Historically speaking, locating genius within individuals is a recent enterprise. Before the 16th century, one did not speak of people being geniuses but havinggeniuses. “Genius,” explains the Harvard scholar Marjorie Garber, meant “a tutelary god or spirit given to every person at birth.” Any value that emerged from within a person depended on a potent, unseen force coming from beyond that person.
As late as the Renaissance, people we’d now consider quasi-divine creators were more likely to be seen as deft imitators, making compelling work from familiar materials. Shakespeare, for example, did not typically dream up new ideas for plays but rewrote, adapted and borrowed from the plots, characters and language of previous works. “Romeo and Juliet,” as Mark Rose, a professor at the University of California, Santa Barbara, notes, is an episode-by-episode dramatization of a poem by Arthur Brooke.
Of course, theater is inherently collaborative. But the Elizabethan stage was more like the modern film industry, where the writer is generally less an auteur than a piece of a machine. Surviving records show three or four or even five playwrights receiving pay for a single production, according to the Columbia professor James Shapiro.
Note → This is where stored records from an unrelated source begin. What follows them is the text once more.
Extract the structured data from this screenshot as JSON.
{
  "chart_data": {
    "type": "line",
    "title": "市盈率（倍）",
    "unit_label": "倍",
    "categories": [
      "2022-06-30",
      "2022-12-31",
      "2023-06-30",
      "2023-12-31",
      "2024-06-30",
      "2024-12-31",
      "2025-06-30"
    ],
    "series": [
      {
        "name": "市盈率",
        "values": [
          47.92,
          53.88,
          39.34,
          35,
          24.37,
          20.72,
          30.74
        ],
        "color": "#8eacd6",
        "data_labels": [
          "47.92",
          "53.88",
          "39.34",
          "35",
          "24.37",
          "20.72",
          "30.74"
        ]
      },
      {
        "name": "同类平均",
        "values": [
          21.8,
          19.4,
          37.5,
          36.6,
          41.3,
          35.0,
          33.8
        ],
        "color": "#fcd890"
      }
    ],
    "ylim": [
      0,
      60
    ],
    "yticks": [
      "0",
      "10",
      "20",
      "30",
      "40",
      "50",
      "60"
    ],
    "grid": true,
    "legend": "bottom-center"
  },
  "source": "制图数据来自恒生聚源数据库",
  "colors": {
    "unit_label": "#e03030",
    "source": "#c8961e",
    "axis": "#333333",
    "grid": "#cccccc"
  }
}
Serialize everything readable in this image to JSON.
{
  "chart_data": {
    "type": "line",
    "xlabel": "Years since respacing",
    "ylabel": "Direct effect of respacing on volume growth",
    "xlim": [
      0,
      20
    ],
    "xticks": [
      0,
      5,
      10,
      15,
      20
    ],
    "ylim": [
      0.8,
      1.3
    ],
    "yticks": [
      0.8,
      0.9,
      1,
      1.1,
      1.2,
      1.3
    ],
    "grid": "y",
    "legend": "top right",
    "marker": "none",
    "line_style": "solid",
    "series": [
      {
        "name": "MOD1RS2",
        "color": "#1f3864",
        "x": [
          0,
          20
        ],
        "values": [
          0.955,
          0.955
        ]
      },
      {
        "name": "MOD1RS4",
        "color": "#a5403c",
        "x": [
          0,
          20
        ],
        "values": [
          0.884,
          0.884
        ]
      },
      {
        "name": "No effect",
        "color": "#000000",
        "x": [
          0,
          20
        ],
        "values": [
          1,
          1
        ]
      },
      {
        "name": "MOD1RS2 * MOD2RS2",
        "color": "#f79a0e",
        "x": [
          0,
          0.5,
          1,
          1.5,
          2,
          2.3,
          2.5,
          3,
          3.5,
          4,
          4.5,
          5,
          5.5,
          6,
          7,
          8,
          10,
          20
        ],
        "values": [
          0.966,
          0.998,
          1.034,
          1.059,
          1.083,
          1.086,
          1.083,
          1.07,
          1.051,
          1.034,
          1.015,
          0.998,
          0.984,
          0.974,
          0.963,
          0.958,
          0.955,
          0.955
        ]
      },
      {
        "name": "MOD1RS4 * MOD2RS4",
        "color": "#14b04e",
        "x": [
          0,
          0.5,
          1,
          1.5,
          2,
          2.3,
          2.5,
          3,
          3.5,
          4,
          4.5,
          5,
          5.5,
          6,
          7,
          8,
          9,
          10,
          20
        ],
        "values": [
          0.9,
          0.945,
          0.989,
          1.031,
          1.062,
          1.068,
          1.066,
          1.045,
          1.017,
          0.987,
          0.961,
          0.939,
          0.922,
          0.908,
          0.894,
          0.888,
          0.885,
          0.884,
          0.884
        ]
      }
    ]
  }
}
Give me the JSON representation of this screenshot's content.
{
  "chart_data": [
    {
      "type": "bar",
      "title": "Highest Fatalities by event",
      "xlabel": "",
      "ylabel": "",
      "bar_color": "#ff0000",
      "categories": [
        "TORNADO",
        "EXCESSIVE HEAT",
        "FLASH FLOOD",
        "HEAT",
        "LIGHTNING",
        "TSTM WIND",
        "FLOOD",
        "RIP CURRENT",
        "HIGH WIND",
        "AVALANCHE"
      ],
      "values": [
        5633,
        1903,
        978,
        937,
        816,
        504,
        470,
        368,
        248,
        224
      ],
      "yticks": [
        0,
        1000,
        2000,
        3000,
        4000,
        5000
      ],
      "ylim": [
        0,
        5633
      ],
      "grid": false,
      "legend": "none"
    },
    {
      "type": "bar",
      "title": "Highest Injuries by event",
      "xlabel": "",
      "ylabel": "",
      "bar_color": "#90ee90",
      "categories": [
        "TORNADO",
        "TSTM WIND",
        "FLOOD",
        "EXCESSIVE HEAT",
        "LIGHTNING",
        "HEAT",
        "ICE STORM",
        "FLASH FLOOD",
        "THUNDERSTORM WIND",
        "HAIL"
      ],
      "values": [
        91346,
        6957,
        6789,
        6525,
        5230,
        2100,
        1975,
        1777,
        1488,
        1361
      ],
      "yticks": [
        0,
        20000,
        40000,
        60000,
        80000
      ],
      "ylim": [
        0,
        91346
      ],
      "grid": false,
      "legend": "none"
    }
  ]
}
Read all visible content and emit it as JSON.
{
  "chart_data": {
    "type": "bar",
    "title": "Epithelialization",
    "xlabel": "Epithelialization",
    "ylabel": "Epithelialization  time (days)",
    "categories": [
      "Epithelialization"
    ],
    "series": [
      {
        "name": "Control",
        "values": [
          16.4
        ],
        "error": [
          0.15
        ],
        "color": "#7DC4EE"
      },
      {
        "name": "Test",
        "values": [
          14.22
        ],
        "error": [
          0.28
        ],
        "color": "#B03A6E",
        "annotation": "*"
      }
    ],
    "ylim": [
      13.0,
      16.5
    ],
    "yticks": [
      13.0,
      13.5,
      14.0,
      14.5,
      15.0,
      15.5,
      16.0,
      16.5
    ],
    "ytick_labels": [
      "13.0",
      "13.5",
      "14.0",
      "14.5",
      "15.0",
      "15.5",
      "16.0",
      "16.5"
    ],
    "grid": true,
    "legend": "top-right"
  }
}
The irony is that Shakespeare, whose world serves so well to illustrate a collaborative (or networked) idea about how good work is made, would become the icon of the solo creator.
The big change began with Enlightenment thinkers, who sought to give man a dignified, central place in the world. They made man’s thinking the center of their universe and created a profoundly asocial self.
Meanwhile, as the feudal and agrarian gave way to the capitalist and industrial, artists needed to be more than entertaining; they needed to be original, to profit from the sale of their work. In 1710, Britain enacted its first copyright law, establishing authors as the legal owners of their work and giving new cultural currency to the idea of authors as originators.
This is when we start to see the modern use of “genius.” In an essay published in 1711, Joseph Addison cited Shakespeare as a “remarkable instance” of “these great natural geniuses” — those lit up by an inner light and freed from dependence on previous models.
But it was during the Romantic era that “the true cult of the natural genius emerged,” Ms. Garber writes — with Shakespeare as its signal example. He was a convenient case; so little biographical material existed that his story could be made up.